En realidad, Hitchcock même habría podido responder a esa pregunta si el resultado de su largo diálogo con François Truffaut no hubiera tardado tanto en llegar hasta los lectores. Hablamos, claro, de uno de los más conocidos libros que ha dado el cine o que se han dedicado al cine: Le Cinéma selon Hitchcock, que aparece en francés en 1966 y en inglés —con el más expeditivo título de Hitchcock— un año más tarde. Los españoles, como suele pasar, hubimos de esperar un poco: hasta 1974 no aparece una primera traducción en Alianza Editorial. Pero tampoco está mal; otros nunca han llegado. ¿Y por qué tantos retrasos? Si bien los encuentros entre ambos se celebraron en agosto de 1962, la edición del material resultante presentó tantas complicaciones que los dos realizadores hubieron de verse otra vez antes de la publicación con objeto de discutir Marnie, la ladrona y Cortina rasgada, concluidas entretanto —la segunda aún sin estrenar— por el prolífico Hitchcock. Y no cabe duda de que la espera mereció la pena: el libro no ha dejado de reeditarse —hay una edición inglesa revisada de 2017— ni de leerse, habiendo contribuido como pocos a la debida consideración del cine como una forma artística que plantea sus propios dilemas expresivos y merece la mayor atención intelectual.
El origen del diálogo está en la devoción militante con que los críticos de Cahiers defendían el valor de la obra del director londinense. Ya en 1957, Truffaut había publicado una elogiosa reseña del monográfico de Rohmer y Chabrol, señalando que lo distintivo en el cine hithcockiano es que la forma no embellece el contenido, sino que lo crea mientras se despliega. ¡Así es!
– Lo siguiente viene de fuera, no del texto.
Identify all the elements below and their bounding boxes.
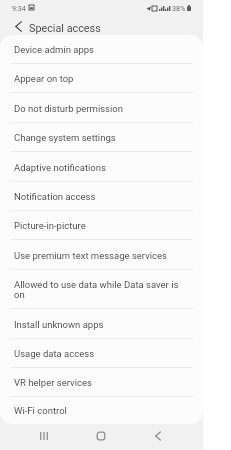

Cinco años después y convertido él mismo en realizador, Truffaut escribe a Hitchcock —tenía sesenta y tres años entonces— en los términos más elogiosos, proponiendo una semana de conversaciones —serían cuatro— en compañía de la traductora Helen Scott. Se trata de un detalle importante: esta conversación capital contó con la mediación de una tercera persona, debido al hecho escandaloso de que Truffaut no dominaba el inglés. Pero Scott no era una simple traductora profesional: neoyorquina judía criada en París, cuyo padre ejercía de periodista para Associated Press, se vio obligada a dejar la capital francesa en 1943 a fin de salvar la vida, recalando en el Congo —donde retransmite para la emisora Francia Libre— antes de asistir al juez Robert Jackson en los juicios de Núremberg, trabajar como editora en Naciones Unidas y dirigir las relaciones públicas de la Oficina de Cine Francés en Estados Unidos. Scott ejerce de impecable traductora simultánea durante la charla y ayudará a Truffaut con el largo proceso de transcripción de las cintas de cara a la publicación de las ediciones francesa e inglesa del libro. El tercer hombre era, esta vez, una mujer.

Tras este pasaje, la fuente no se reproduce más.